With that taken care of, even those baddies behind cover aren't safe. Accessing the game's Dart Overlay gives you a kind of Detective Mode view of the landscape, highlighting foes even if they're hidden from view, and slowing time a little. Your Dart Overlay doesn't work for very long, but it recharges swiftly, and it provides just enough of an edge to allow you to thin the ranks.

On top of all that, I've picked up the Gauss gun - it now lets you lock onto a target and then effectively shoot around corners or over cover. (There's a puzzle later on in which you open a door you can't reach by shooting the handle off from the other side of a wall.)

I've got a new breach ability, too, Backfire, which causes other people's guns to explode in their faces with a perky little pop. (The final breach, incidentally, is called Persuade, and allows you, in classic Syndicate style, to temporarily bring the enemy AI over to your side. It then kills them, by the way, so you can't wade through the campaign with dozens of allies backing you up.)
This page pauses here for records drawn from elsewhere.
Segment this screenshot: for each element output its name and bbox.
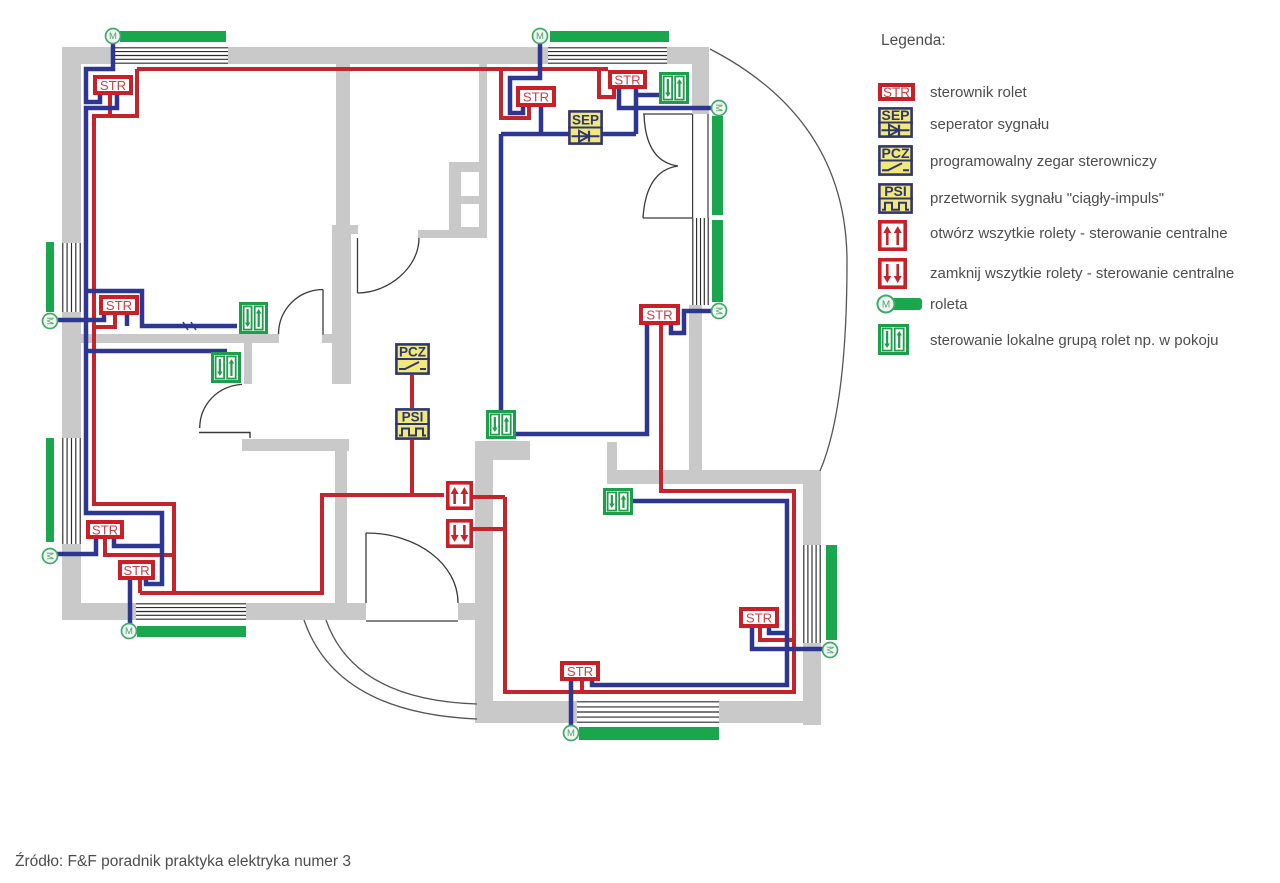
window bedroom bottom (577, 701, 719, 723)
roller shutter motor M9 (823, 643, 838, 658)
shutter controller STR1 (95, 77, 131, 93)
wire blue SEP-STR4 (634, 87, 639, 134)
signal converter PSI (395, 409, 430, 438)
svg-text:M: M (713, 104, 724, 112)
wall bedroom bottom (475, 701, 821, 723)
window left lower (62, 438, 81, 544)
shutter controller STR6 (88, 522, 122, 537)
svg-text:STR: STR (523, 89, 549, 104)
svg-text:STR: STR (92, 522, 118, 537)
wire red STR1 stub (108, 95, 112, 114)
wire red STR6 branch (105, 539, 174, 555)
roleta shutter bar G6 (137, 626, 246, 637)
wire red STR4 drop (599, 69, 614, 97)
balcony door frame (693, 114, 708, 218)
wire red bottom link (140, 591, 174, 595)
roleta shutter bar G2 (550, 31, 669, 42)
wall hall block horiz (322, 334, 332, 343)
wall chimney arm (418, 230, 487, 238)
wall top (62, 47, 709, 64)
wire red down-switch link (473, 527, 505, 531)
shutter controller STR5 (641, 306, 678, 323)
svg-text:przetwornik sygnału "ciągły-im: przetwornik sygnału "ciągły-impuls" (930, 190, 1164, 207)
svg-text:M: M (824, 646, 835, 654)
roleta shutter bar G8 (826, 545, 837, 640)
wire blue STR9-M8 (569, 681, 574, 726)
svg-text:STR: STR (123, 563, 149, 578)
local group switch S3 vestibule (213, 354, 240, 382)
local group switch S4 living (488, 412, 515, 438)
terrace arcs (304, 620, 477, 719)
roller shutter motor M2 (533, 29, 548, 44)
svg-text:PCZ: PCZ (399, 344, 426, 359)
roleta shutter bar G5 (46, 438, 54, 542)
wall vestibule arm (475, 441, 530, 460)
roleta shutter bar G3a (712, 116, 723, 215)
svg-text:STR: STR (646, 307, 672, 322)
wire blue STR8 stub (769, 628, 787, 633)
shutter controller STR7 (120, 562, 153, 578)
wire red STR9 stub (580, 681, 584, 692)
svg-text:Źródło: F&F poradnik praktyka: Źródło: F&F poradnik praktyka elektryka … (15, 853, 351, 870)
roller shutter motor M4 (712, 304, 727, 319)
svg-text:STR: STR (100, 78, 126, 93)
wire blue M2 drop (510, 43, 540, 113)
svg-text:M: M (44, 317, 55, 325)
roleta shutter bar G1 (120, 31, 226, 42)
wire blue STR2 loop (86, 291, 237, 326)
roller shutter motor M7 (122, 624, 137, 639)
svg-text:M: M (125, 626, 133, 637)
window top-left (115, 47, 228, 64)
wire red center riser (505, 325, 794, 692)
cable count ticks (183, 322, 196, 330)
roller shutter motor M3 (712, 101, 727, 116)
roller shutter motor M6 (43, 549, 58, 564)
local group switch S2 hall (241, 304, 267, 333)
wire blue STR5-M4 (671, 311, 712, 333)
door vestibule (199, 384, 250, 438)
wire blue STR4-M3 (619, 87, 712, 108)
balcony arc (710, 49, 847, 471)
wire blue STR2-M5 (56, 315, 104, 320)
local group switch legend local switch (880, 326, 908, 354)
central control close-all box (448, 521, 471, 546)
legend PSI symbol (878, 183, 913, 213)
svg-text:PSI: PSI (402, 409, 424, 424)
svg-text:STR: STR (746, 610, 772, 625)
wire red STR8 branch (760, 628, 794, 640)
wall vestibule right (475, 441, 493, 702)
wire blue STR6 branch (114, 539, 162, 546)
wall upper corridor (336, 62, 350, 230)
wire red STR7 stub (138, 580, 142, 593)
wire blue STR8-M9 (752, 628, 823, 649)
legend STR symbol (880, 85, 913, 100)
wall right upper (692, 47, 709, 114)
roller shutter motor M1 (106, 29, 121, 44)
roller shutter motor M5 (43, 314, 58, 329)
signal separator SEP (568, 111, 603, 143)
wall right living-room (689, 305, 702, 470)
wall bedroom right (803, 470, 821, 725)
svg-text:roleta: roleta (930, 296, 968, 313)
roleta shutter bar G3b (712, 220, 723, 302)
svg-text:sterowanie lokalne grupą rolet: sterowanie lokalne grupą rolet np. w pok… (930, 332, 1219, 349)
svg-text:M: M (882, 300, 890, 311)
wire red STR3 drop (501, 69, 529, 118)
wire blue box-B branch (86, 349, 227, 354)
local group switch S1 top-right (661, 74, 688, 103)
wire red STR2 branch (92, 315, 115, 327)
wall hall horizontal (80, 334, 279, 343)
svg-text:M: M (567, 728, 575, 739)
window balcony right (692, 218, 709, 305)
svg-text:M: M (109, 31, 117, 42)
svg-text:STR: STR (106, 298, 132, 313)
wire blue STR6-M6 (56, 539, 96, 554)
wire red up-switch link (473, 495, 505, 499)
balcony french door (643, 114, 692, 218)
svg-text:STR: STR (883, 85, 910, 100)
svg-text:M: M (713, 307, 724, 315)
svg-text:zamknij wszytkie rolety - ster: zamknij wszytkie rolety - sterowanie cen… (930, 265, 1234, 282)
shutter controller STR8 (741, 609, 777, 626)
wall chimney (449, 162, 487, 231)
wall vestibule top (242, 439, 349, 451)
svg-text:M: M (536, 31, 544, 42)
wall entry right (458, 603, 493, 620)
local group switch S5 bedroom (605, 490, 632, 514)
wire blue boxD-run (592, 501, 787, 685)
svg-text:seperator sygnału: seperator sygnału (930, 116, 1049, 133)
wire blue STR7-M7 (128, 580, 133, 625)
svg-text:Legenda:: Legenda: (881, 32, 946, 49)
wire red PSI drop (410, 440, 414, 495)
wall left (62, 47, 81, 620)
roleta shutter bar G7 (579, 727, 719, 740)
wire blue left riser (86, 93, 162, 584)
door top-left room (358, 238, 420, 293)
window bottom-left (136, 603, 246, 620)
svg-text:sterownik rolet: sterownik rolet (930, 84, 1028, 101)
wall bottom left (62, 603, 366, 620)
shutter controller STR2 (101, 297, 137, 313)
wall hall wall step (350, 225, 358, 234)
shutter controller STR3 (518, 88, 554, 105)
wall vestibule left (335, 439, 347, 603)
wire blue STR4-switch (636, 93, 659, 98)
wire blue STR3 stub (539, 105, 544, 134)
svg-text:PCZ: PCZ (882, 145, 910, 161)
wire blue STR2 stub (125, 315, 130, 326)
svg-text:M: M (44, 552, 55, 560)
window bedroom right (803, 545, 821, 643)
wire red left riser (94, 69, 444, 593)
legend roleta symbol (878, 296, 923, 313)
svg-text:STR: STR (614, 72, 640, 87)
svg-text:STR: STR (567, 664, 593, 679)
wall kitchen partition (479, 62, 487, 231)
central control legend open-all (880, 222, 905, 249)
svg-text:programowalny zegar sterownicz: programowalny zegar sterowniczy (930, 153, 1157, 170)
wall hall wall lower (332, 225, 351, 384)
entry door (366, 533, 458, 621)
wire blue boxC-STR5 (514, 325, 647, 434)
wire red main bus (137, 67, 608, 71)
legend SEP symbol (878, 107, 913, 137)
svg-text:SEP: SEP (881, 107, 909, 123)
wire blue SEP bus (501, 132, 636, 137)
svg-text:otwórz wszytkie rolety - stero: otwórz wszytkie rolety - sterowanie cent… (930, 225, 1228, 242)
central control legend close-all (880, 260, 905, 287)
window left upper (62, 243, 81, 312)
svg-text:PSI: PSI (884, 183, 907, 199)
wall bedroom top (617, 470, 821, 484)
wall bedroom stub (607, 442, 617, 484)
shutter controller STR9 (562, 663, 598, 679)
wire red PCZ-PSI link (410, 375, 414, 408)
shutter controller STR4 (610, 72, 645, 87)
wire blue M1 drop (86, 43, 113, 102)
door hall (279, 290, 324, 335)
window top-middle (548, 47, 667, 64)
svg-text:SEP: SEP (572, 113, 599, 128)
roleta shutter bar G4 (46, 242, 54, 312)
wall closet partition (244, 343, 252, 384)
roller shutter motor M8 (564, 726, 579, 741)
programmable clock PCZ (395, 344, 430, 373)
legend PCZ symbol (878, 145, 913, 175)
central control open-all box (448, 483, 471, 508)
wire blue center drop (499, 134, 504, 412)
Syndicate doesn't give you the kind of over-arching choices of Deus Ex, by the looks of it - you can't decide to stealth your way through the entire game instead of killing people, for example - but it revels in offering up moment-to-moment options: the choice to tackle a room with breaches or exotic weaponry, say, and the freedom to decide how you blend both breaches and exotic weaponry together in the first place.

By the end of the single-player demo, I'm outside, surrounded by the blinding light and canted architecture of this horrible future, and everything's starting to flow: the Gauss locks on to distant enemies, suicides take out the middle ground, while turrets have shields to bring down before they can be blown to pieces up close. You recharge your breach energy, of course, by chaining kills and building up adrenalin, so there's a little of that endlessly compulsive hunt for the arcade racing-line thrown in too.

After all that, multiplayer swaps out Deus Ex for decided overtones of Brink. Four-player co-op's the order of the day, and the game is composed of a series of objective-based maps, most of which involve heading onto rival corps' territory and stealing their most secret wares.

The New England level's the only one revealed so far, and it's powerful stuff, taking the same measured, tactical, pace of Splash Damage's shooter, and putting a similar premium on working together, watching your buddies' backs, and not running off and getting killed.

Your multiplayer characters are kept separate from the main campaign, and with good reason: breaches have been expanded from three to twelve flavours here, and, while half of them are still about giving the enemies a hard time, the other half are more concerned with providing your team-mates with perks like heals or group shields or damage boosters.

You'll need those extra options too, because New England turns out to be monstrously hard in places, a rooftop bloodbath where a wrong turn can see you separated from your friends and picked to pieces. Some enemies require a group effort to take them down as you target shields and then pile on the damage, and although the focus of the game has changed somewhat, it's still all about exploring a range of immediate options, before choosing the quickest, cleanest, and coolest way to finish off the task at hand.

After Deus Ex and Brink, the final point of contact is probably Mirror's Edge, in terms of aesthetics rather than mechanics, at any rate. Syndicate's world is constructed from chunks of sun-bleached concrete and stabs of rich, primary colour lighting that Faith would probably recognise instantly. If the original series drew on classic dystopias like Bladerunner, this is a far more contemporary spin on the future.

So no, it's not the squad-based tactical brand of sadism that you may want from Syndicate, but that's no reason to give up on this game just yet. Starbreeze is offering up its own, very appealing approach to corporate warfare - and I can't wait to see a bit more of it.